In the category of growth technologies, adoption rates by companies are less than 25%, but the MHI/Deloitte report suggests that predictive analytics could hit 70% by the end of the decade. "Predictive analytics are changing consumer buying behavior, and supply chain professionals need to be able to satisfy the increasing demands of consumers who expect products delivered exactly when promised," observes Bill Abernathy, head of North America product supply logistics excellence with Bayer CropScience.
In terms of hard-to-reach fruit, driverless vehicles and drones—despite plenty of publicity—have yet to catch on in manufacturing and distribution facilities, with adoption rates hovering around 10%. And most of those applications are of technologies that predate the drone hype, such as automated storage and retrieval systems (AS/RS).

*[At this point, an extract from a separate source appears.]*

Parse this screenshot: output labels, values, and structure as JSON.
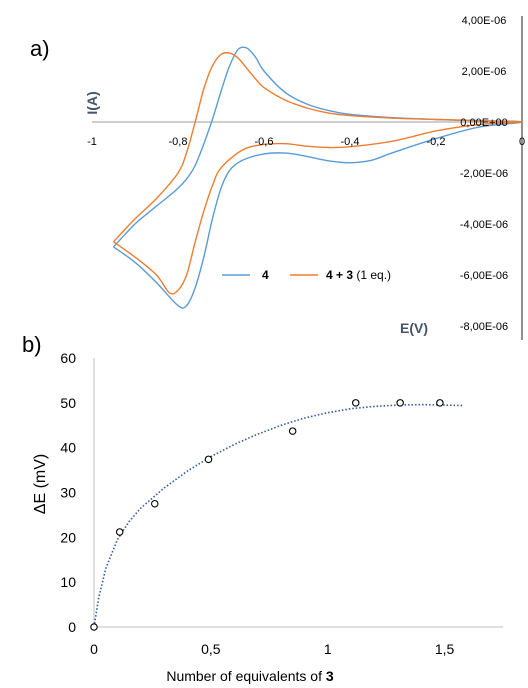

Even so, if the MHI/Deloitte projections pan out, 20% of logistics organizations could be using drones as soon as 2017 for some of their monitoring, searching and event management activities.
The bottom line when it comes to investing in technology, of course, is to spend tactically and wisely. "You have to be careful that you don't fall prey to the 'new toy' syndrome," Abernathy cautions. "Understand what you need and then seek out the solution that will make your company more profitable."
And don't ever rest on your laurels, or think that you can stand pat with your current situation. "Today is the slowest day of the rest of your life," says Brian Hancock, senior vice president of supply chain at retailer Family Dollar. "Things are only going to get faster."